Но старый Чиграй, поднявшись, властно протянул вперед руки и глухо сказал:
– Остановитесь! Пусть скажет свое последнее слово джигит, прискакавший к нам с урочища Узун-Куль с черной вестью.
– Мое последнее слово будет клятвой,– сказал Садвакас.– Я клянусь твоей ветхой священной юртой, старый Чиграй. Я клянусь именем нашего рода отомстить за убитого Бектургана!
– Один ли ты готов к этому?– спросил Чиграй.
– Нет, не один, аксакал. Со мной поклялись над прахом убитого все джатаки аула,– сказал Садвакас, и голос его вновь заглушили душераздирающие рыдания старой Айманкуль и окружавших ее женщин.
…Всю следующую ночь пылали в ауле джатаков яростные костры. Всю ночь стекались в аул из окрестной степи конные и пешие джатаки. Всю ночь оплакивали женщины мертвого Бектургана и раздавались гневные, клятвенные крики толпившихся возле костра джигитов.
А на рассвете, когда плоское тело покойника вынесли на руках из юрты и положили в степь, чтобы мертвец в последний раз взглянул незакрытыми глазами в сторону священной Мекки, старый Чиграй спросил притихший народ:
– Был ли безгрешен джигит Бектурган?
– Да.
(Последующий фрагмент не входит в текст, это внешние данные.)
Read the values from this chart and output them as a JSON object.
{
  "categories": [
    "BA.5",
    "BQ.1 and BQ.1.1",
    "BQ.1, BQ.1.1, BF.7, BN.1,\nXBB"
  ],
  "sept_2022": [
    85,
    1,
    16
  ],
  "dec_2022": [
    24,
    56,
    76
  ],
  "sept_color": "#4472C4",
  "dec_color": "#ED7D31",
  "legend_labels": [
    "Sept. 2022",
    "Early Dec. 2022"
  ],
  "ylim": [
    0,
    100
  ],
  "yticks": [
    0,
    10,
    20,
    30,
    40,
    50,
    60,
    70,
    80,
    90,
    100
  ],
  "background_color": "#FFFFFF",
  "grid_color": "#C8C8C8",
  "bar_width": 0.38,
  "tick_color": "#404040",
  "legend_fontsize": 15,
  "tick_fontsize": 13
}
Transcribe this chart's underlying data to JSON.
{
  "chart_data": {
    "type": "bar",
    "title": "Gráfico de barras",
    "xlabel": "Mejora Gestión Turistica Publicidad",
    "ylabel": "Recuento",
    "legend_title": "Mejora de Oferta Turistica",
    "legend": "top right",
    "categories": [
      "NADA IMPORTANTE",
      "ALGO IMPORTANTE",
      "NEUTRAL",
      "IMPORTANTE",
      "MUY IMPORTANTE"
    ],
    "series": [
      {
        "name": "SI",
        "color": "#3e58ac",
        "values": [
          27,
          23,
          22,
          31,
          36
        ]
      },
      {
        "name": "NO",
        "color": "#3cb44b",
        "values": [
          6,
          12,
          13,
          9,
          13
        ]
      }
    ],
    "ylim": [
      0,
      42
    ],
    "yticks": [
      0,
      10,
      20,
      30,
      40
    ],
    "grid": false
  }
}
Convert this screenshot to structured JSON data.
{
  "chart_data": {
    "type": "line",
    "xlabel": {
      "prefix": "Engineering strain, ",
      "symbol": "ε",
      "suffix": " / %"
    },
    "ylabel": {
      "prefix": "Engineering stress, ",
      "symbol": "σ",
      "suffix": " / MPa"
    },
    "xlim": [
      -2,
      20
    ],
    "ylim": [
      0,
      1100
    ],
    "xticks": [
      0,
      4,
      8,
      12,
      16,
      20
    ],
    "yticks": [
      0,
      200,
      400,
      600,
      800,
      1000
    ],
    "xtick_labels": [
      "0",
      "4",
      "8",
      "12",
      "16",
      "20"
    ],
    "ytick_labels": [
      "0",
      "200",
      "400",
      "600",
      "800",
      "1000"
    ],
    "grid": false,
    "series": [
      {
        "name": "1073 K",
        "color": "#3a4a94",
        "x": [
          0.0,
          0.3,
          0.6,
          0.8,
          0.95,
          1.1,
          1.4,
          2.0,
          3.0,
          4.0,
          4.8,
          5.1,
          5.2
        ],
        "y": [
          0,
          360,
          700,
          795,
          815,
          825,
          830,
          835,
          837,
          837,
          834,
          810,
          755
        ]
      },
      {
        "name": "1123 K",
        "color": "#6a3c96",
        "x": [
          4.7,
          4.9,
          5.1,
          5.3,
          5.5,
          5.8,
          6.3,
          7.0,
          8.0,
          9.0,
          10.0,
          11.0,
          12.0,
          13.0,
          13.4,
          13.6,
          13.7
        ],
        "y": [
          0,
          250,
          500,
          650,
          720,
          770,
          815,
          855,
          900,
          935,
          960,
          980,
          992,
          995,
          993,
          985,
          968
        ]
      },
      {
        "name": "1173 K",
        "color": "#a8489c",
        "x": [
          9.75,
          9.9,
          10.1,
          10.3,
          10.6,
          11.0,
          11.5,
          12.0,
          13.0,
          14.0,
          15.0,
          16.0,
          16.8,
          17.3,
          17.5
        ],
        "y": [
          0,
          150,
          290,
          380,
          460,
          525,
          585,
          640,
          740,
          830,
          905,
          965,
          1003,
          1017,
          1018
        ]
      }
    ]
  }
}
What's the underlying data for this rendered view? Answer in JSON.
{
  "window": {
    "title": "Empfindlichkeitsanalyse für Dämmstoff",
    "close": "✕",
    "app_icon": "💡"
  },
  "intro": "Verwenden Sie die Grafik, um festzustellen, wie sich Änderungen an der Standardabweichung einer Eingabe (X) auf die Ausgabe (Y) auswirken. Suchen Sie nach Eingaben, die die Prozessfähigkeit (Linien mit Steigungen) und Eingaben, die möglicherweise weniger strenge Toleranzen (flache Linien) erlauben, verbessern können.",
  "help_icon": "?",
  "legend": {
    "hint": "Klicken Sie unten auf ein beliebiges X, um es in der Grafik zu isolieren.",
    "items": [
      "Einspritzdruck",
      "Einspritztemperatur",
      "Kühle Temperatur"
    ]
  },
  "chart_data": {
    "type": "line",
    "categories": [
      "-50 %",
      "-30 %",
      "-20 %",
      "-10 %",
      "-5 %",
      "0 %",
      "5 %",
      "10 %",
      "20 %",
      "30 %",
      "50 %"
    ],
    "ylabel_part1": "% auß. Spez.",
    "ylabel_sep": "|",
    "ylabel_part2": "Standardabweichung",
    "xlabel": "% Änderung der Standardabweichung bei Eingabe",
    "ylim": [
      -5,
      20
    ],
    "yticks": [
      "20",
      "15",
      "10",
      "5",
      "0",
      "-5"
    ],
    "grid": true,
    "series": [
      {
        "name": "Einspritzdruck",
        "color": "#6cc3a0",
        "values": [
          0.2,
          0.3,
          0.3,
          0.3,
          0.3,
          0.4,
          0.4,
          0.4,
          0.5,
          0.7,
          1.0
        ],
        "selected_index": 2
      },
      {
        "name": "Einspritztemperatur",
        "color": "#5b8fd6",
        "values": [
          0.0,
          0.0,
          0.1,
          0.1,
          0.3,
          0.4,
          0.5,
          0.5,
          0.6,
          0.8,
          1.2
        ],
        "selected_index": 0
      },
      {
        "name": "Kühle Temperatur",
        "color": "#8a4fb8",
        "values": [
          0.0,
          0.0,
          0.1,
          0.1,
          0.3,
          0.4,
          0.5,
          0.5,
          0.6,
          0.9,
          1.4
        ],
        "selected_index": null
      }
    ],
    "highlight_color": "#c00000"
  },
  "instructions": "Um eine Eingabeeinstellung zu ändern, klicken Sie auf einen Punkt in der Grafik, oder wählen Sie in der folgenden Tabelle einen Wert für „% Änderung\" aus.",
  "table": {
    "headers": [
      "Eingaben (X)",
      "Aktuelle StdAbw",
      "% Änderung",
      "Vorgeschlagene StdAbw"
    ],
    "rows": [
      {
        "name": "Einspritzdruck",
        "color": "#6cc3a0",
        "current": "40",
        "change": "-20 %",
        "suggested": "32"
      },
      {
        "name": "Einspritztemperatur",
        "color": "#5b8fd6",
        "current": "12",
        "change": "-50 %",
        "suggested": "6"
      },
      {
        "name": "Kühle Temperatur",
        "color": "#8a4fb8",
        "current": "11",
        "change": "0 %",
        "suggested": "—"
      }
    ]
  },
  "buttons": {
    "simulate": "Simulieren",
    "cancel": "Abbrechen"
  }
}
Он был безгрешен, наш Бектурган.
– Был ли он храбрым и сильным джигитом?– снова спросил Чиграй.
– Да. Он был храбрым и сильным джигитом,– вновь хором ответили люди.
– Любил ли он степь и родной народ?– опять помолчав, тихо спросил толпу джатаков Чиграй.
– Да. Он любил свою степь и любил народ,– ответили в один голос джатаки.
– Бектурган был джатаком. Джатаки и мы,– сказал Садвакас.– У нас даже нет охрет – одежды конца света, чтобы завернуть тело покойного, провожая его в последний путь. Мы хороним его в старом войлоке. И за это нас никто не осудит.
– Никто,– сказали джатаки.
– Все ли джигиты нашего рода готовы будут вместе со мной отомстить убийцам из крепости Капитан-Кала за смерть Бектургана?– спросил Садвакас.
– Клянемся именем нашего рода, что готовы вместе с тобой, Садвакас, отомстить за смерть Бектургана,– ответили в один голос джигиты.
И когда запылало над степью гневное зарево заката, воротились джатаки в скорбном молчании в аул, оставив в степи погребенное тело джигита.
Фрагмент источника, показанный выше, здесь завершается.